Born Tunisia, May 1948. Died Tel Aviv, February 22, 2009, aged 60.
April 7, 2009 10:19A talented journalist, editor and TV news presenter, Dan Scemama gained an early reputation as a professional who never compromised his integrity, writes Mordechai Beck.
Tunisian-born, with two sisters who survive him, he completed his army service in Israel and then studied TV journalism in Paris.
His father, André, a founder-member of Israel’s Foreign Press Association in 1957, was Israel correspondent for French radio, TV and the newspaper Le Monde. Returning to Israel in 1972, Dan Scemama began his long career with Israel Television.
He came to national attention in 1982 when he upset Ariel Sharon, then Minister of Defence and author of the invasion of Lebanon in Menachem Begin’s government, by broadcasting the words of a ditty he had heard sung by soldiers who were holding Druse and Christian factions apart. The nursery rhyme variant went:
Come down to us little plane / Take us to Lebanon / We will fight for Sharon / And come home in an aron [coffin].

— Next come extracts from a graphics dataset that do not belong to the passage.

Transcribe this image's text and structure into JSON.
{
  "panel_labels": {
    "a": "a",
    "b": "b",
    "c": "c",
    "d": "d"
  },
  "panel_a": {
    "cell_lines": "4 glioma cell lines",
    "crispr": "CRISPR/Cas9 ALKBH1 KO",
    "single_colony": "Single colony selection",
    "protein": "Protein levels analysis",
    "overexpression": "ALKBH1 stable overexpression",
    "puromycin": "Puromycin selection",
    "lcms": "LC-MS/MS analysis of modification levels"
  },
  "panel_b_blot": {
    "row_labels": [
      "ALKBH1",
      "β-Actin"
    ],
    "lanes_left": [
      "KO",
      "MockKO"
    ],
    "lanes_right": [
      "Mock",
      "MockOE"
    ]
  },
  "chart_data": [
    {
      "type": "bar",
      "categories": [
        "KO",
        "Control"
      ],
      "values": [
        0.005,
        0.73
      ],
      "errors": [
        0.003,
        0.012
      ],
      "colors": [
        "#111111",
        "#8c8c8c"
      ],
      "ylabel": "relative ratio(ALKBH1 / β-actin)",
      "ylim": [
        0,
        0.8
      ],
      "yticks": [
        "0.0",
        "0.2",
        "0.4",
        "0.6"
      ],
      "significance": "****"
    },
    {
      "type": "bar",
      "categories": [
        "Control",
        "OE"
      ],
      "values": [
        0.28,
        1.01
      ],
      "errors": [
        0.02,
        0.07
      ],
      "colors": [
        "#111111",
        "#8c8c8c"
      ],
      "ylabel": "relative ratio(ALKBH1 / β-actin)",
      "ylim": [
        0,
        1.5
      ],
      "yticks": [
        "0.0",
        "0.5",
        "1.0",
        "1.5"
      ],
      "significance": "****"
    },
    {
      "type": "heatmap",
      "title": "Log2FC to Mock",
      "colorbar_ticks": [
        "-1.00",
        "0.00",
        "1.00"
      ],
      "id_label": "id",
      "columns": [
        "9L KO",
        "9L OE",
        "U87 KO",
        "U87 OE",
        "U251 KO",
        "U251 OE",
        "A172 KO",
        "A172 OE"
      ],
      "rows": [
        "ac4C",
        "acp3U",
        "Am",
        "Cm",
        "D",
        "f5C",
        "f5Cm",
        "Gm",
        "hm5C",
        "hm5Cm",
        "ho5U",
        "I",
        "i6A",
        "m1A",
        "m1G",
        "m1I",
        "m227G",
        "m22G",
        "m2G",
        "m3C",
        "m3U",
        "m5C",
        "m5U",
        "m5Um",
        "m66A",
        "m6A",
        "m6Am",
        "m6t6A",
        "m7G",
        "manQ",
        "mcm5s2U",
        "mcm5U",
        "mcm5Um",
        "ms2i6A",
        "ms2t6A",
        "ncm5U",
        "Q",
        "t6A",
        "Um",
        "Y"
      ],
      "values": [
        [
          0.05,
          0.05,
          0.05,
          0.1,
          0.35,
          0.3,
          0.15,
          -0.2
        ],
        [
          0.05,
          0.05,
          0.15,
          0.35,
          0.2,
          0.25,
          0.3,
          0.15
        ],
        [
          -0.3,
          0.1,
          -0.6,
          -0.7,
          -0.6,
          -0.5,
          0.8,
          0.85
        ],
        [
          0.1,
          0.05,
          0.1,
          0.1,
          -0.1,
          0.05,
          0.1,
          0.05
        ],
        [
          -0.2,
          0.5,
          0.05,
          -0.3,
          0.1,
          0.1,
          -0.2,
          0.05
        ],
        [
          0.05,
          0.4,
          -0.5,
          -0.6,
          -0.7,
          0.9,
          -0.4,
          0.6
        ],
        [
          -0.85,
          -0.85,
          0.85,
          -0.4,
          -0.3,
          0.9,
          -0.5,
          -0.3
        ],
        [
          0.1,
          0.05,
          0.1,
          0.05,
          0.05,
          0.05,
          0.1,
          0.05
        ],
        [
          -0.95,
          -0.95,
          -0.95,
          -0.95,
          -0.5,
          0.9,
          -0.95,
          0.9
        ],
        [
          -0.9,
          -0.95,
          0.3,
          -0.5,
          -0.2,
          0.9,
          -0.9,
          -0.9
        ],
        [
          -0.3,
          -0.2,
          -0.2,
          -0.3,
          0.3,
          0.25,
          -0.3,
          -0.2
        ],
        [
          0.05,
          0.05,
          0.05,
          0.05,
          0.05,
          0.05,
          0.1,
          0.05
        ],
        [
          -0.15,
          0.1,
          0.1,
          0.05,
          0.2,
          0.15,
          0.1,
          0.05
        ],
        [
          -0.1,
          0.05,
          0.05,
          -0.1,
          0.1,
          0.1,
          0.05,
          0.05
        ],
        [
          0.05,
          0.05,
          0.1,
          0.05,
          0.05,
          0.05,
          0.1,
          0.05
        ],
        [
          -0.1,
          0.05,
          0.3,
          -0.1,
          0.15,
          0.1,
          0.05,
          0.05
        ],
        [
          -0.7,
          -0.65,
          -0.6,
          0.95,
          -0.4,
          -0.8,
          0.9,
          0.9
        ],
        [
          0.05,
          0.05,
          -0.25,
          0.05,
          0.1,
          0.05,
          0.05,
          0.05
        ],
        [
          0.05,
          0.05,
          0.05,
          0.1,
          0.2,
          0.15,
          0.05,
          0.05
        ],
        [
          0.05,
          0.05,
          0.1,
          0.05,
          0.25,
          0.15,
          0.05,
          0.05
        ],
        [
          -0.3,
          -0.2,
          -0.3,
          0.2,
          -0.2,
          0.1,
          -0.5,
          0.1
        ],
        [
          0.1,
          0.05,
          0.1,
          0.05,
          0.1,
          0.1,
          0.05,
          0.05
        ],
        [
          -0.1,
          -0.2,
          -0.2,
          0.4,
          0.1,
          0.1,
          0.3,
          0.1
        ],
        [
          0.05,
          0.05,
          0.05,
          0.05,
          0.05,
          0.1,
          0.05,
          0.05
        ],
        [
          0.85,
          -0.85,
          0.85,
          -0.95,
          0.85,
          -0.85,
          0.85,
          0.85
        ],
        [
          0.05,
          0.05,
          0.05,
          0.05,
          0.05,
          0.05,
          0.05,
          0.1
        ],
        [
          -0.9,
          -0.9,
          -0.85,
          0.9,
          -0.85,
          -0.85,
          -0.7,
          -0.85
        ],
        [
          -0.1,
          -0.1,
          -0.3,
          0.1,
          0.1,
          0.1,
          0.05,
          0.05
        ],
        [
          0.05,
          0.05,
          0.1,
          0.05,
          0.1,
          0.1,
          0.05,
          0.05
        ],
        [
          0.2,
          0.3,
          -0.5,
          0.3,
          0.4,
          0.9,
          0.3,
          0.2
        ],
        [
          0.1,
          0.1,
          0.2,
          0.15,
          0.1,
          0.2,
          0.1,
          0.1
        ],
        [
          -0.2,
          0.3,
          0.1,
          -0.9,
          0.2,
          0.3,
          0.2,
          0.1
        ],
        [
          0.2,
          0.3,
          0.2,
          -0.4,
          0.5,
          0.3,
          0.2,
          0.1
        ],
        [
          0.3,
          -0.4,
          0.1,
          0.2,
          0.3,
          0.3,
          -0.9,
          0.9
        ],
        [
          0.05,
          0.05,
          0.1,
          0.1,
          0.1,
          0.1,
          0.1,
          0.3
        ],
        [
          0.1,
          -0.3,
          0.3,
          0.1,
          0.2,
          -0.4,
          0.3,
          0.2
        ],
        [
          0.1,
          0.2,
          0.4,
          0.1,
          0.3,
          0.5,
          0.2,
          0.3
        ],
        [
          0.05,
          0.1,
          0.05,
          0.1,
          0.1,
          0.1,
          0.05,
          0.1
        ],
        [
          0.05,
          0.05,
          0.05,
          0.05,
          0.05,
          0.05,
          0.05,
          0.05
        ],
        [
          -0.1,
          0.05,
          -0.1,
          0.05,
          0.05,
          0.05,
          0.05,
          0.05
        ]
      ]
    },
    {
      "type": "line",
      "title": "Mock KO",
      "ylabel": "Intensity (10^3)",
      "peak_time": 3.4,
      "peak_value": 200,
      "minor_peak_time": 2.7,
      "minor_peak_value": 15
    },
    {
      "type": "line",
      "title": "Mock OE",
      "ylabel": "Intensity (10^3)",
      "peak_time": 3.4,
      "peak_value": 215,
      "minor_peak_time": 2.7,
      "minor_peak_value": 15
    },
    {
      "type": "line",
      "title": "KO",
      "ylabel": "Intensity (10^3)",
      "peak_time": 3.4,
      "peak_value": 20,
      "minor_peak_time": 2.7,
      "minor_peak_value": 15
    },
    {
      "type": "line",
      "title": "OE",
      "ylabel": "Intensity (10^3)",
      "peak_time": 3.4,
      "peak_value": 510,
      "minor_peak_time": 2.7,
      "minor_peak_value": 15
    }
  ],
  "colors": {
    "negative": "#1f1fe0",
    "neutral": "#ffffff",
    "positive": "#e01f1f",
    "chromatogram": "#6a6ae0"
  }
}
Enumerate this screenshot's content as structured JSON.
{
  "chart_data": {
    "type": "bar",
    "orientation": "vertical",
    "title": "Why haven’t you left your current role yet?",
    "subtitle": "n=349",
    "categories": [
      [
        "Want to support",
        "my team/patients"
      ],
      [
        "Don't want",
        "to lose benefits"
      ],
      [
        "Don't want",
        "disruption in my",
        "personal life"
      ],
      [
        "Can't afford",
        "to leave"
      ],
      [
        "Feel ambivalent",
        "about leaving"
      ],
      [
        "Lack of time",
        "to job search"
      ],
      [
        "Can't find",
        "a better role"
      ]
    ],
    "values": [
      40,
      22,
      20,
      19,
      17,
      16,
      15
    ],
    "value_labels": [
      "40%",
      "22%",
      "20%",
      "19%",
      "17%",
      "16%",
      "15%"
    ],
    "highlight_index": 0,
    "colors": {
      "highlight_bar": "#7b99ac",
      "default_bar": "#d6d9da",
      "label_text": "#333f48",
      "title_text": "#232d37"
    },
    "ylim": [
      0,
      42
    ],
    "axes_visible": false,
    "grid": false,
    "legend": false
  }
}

Scemema’s credentials as a principled and conscientious journalist were cemented but Sharon was so incensed, he deprived Scemama of military privileges and banned him from accompanying troops into battle zones.
His father, André, had similarly been at odds with influential Jerusalem mayor, Teddy Kollek, who considered all correspondents for foreign news outlets to be spies.
As a result, in 1983 Dan took leave of absence to fundraise for the Joint Israel Appeal, touring small Jewish communities in Britain and explaining the situation in Israel. By the end of 1984 he was put in charge of small communities and isolated Jewish families with no links to Israel or the JIA. He stayed for some eight years before returning to work in Israel.
His journalism covered many areas: crime, immigration, the Knesset and, of course, war reporting. In 2003 he sneaked into Iraq with a colleague from the newspaper Yediot Acharonot but was apprehended by the Americans, who took them for spies.
Scemama was confronted by an army captain who barked at him to lie on the ground, stick his head in the sand and “Don’t look”. Scemama told him he was 55 years old. The captain replied: “Do it, or I’ll shoot you.”
His war journalism received accolades from veteran radical journalist, Uri Avneri. Expressing his disgust at the lack of authentic objective reporting of the Iraq war, Avneri observed: “The only exception I know is TV reporter Dan Scemama, who stole into Iraq, was caught by the Americans, imprisoned in a jeep and starved for 48 hours. He saw what was really happening.”
Never officially married, Scemama, who died of cancer, is survived by three daughters, Noa, Daphna and Eliya, and two grandchildren.